Studies of clinical outcomes in cardiac patients receiving blood transfusions have shown disparate results. A trial comparing a restrictive transfusion strategy with a more liberal strategy of transfusion to maintain a haemoglobin level of 10 mg/dl in critically ill patients found no clinical benefit to the more aggressive application of transfusion therapy.35 A post hoc analysis of this randomised trial, limited to patients with cardiovascular disease, further supported those findings.9 On the other hand, a community-based study of elderly patients with acute MI found that blood transfusion had a beneficial effect on survival in individuals with a baseline haematocrit level of 30% or less.36
In ACS trials, however, transfusion therapy seems to be associated with worse clinical outcomes. Pooled data from Platelet IIb/IIIa Antagonism for the Reduction of Acute Coronary Syndrome Events in a Global Organization Network (PARAGON) B, GUSTO IIb, and Platelet Glycoprotein IIb/IIIa in Unstable Angina: Receptor Suppression Using Integrilin Therapy (PURSUIT) showed a higher hazard ratio for death and the composite of death and MI with transfusion therapy in ACS patients. Furthermore, analysis of this data looking specifically at the association between transfusion and nadir haematocrit suggested that a haematocrit level as low as 25% may be tolerated without transfusion therapy in an otherwise stable patient with ischaemic heart disease.10
Recently corroborating these findings, an adjusted analysis of the CRUSADE data revealed that patients who received blood transfusion had longer hospital stays, along with higher absolute rates of death and death or MI.4
Conclusions
Despite advances in invasive and non-invasive therapeutics, which improve outcomes in ACS, bleeding and transfusion remain potential risks.

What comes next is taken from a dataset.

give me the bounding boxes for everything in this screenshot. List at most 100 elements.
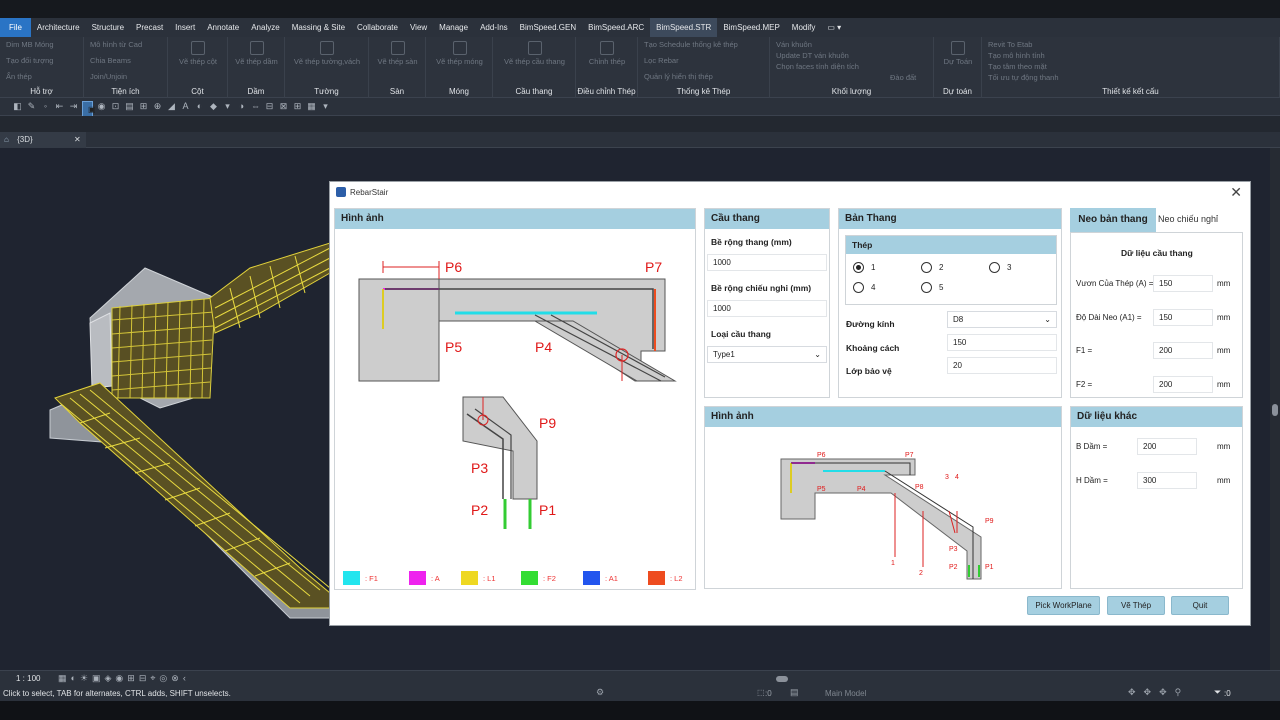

Studies have consistently shown that advanced age, female gender, lower body mass and renal insufficiency are associated with an increased risk for both. Though the exact mechanism of harm has not been clearly delineated, bleeding and blood transfusion are associated with worse clinical outcomes among patients with ACS. Future studies in this patient population will need to address appropriate dosing strategies for pharmacologic agents to reduce the risk of bleeding complications, while still maintaining an effective anticoagulant effect. Additionally, randomised trials of transfusion strategies are needed to determine the appropriate use of blood transfusion in patients with ischaemic heart disease.